Par ailleurs, l’efficacité du vaccin est constante pour tous les âges, sexes et origines ethniques. L’efficacité observée chez les adultes de plus de 65 ans est supérieure à 94 %. D’autres critères ont été étudiés et sont en cours d’analyse. Ils permettront de mieux préciser l’efficacité pour les différents profils de patients, et de savoir si le vaccin permet de protéger de l’infection par le virus. Il n’y a pas de contre-indication du vaccin pour les personnes allergiques, y compris les personnes allergiques sévères, sauf pour celles qui sont allergiques à l’un des composants du vaccin (lipides biodégradables dont cholestérol, + ARNm, composant de toutes nos cellules).

Dans quels cas le vaccin n'est-il pas recommandé ? 

Le vaccin de Pfizer/BioNTech est indiqué pour l’immunisation chez les personnes âgées de 16 ans et plus.

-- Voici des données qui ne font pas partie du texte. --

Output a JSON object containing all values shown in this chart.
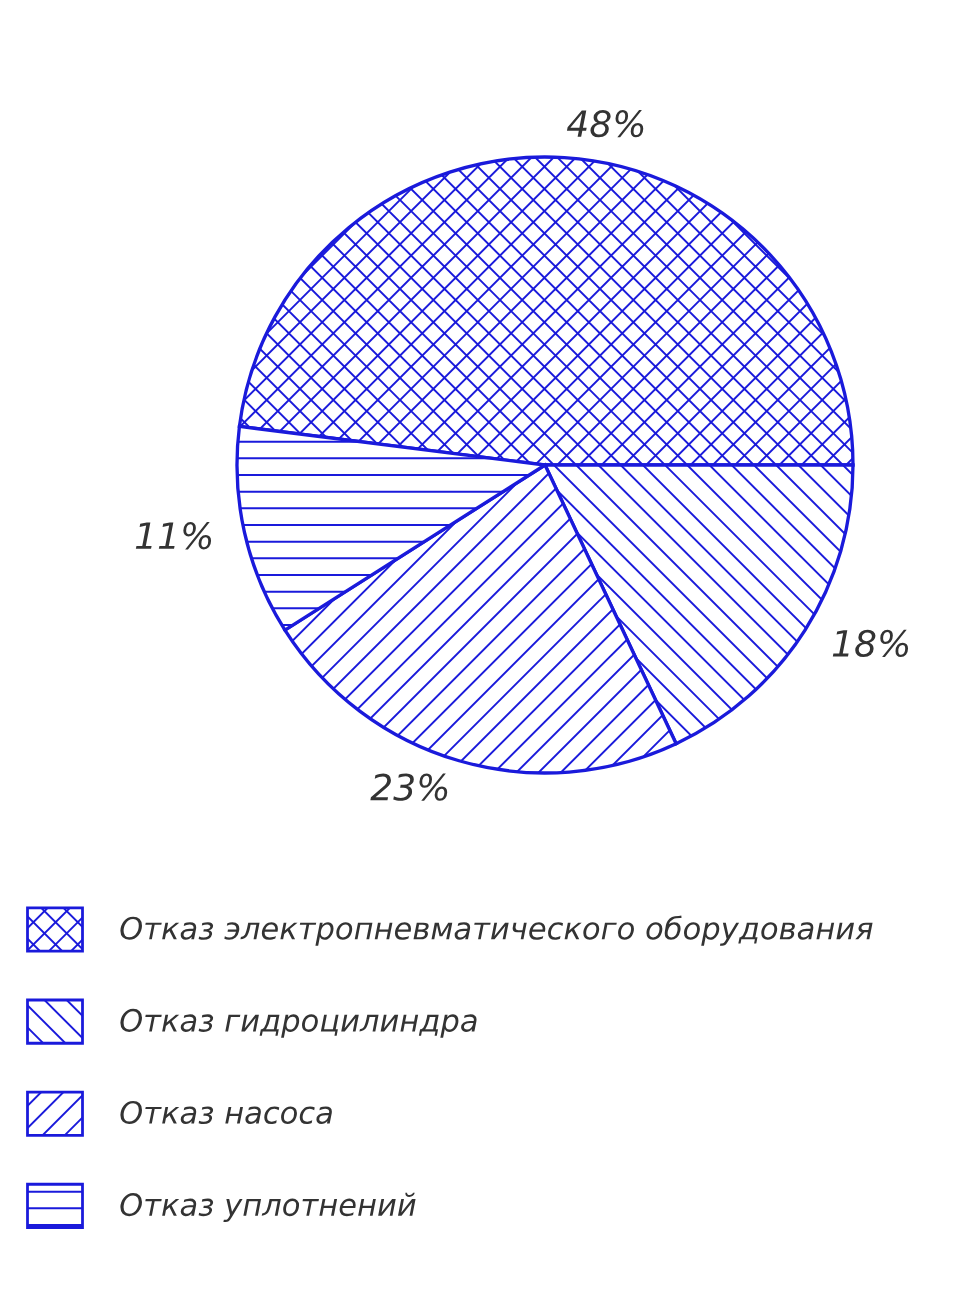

Il n’est pas autorisé pour les personnes de moins de 16 ans et il est contre-indiqué pour les personnes allergiques à l’un des composants du vaccin (cf réponse ci-dessus)

Quid des risques d'effets secondaires de long terme ?

Aucun effet indésirable sévère n’a été observé pour notre vaccin lors de l’essai clinique sur 44 000 participants de profils différents. Nous allons continuer à suivre les participants de l’étude clinique pendant deux ans. Par ailleurs, un plan de surveillance a été mis en place par l’agence européenne du médicament. Nous devons transmettre tous les mois l’ensemble des effets indésirables spécifiques à notre candidat-vaccin. C’est ce que l’on appelle la pharmacovigilance.

Comment expliquez-vous la défiance des Français pour ce vaccin ? 

Il faut dire et redire que la vaccination a le pouvoir de sauver des vies et qu’elle protège l’individu et la collectivité. Pour que nous cassions la dynamique de circulation du virus, une majorité de Français doit se faire vacciner

Ensuite, nous avons réussi à répondre à l’urgence de la situation en développant un vaccin en seulement quelques mois. Mais nos exigences et les exigences des autorités sanitaires, en matière de sécurité, qualité et efficacité sont restées les mêmes. Notre priorité absolue a toujours été, reste et restera toujours la sécurité des patients. On ne joue pas avec la vie des patients. C’est ce message que nous voulons adresser aux Français qui hésitent : se faire vacciner, c’est se protéger et protéger les autres, et ainsi permettre un retour à la vie normale.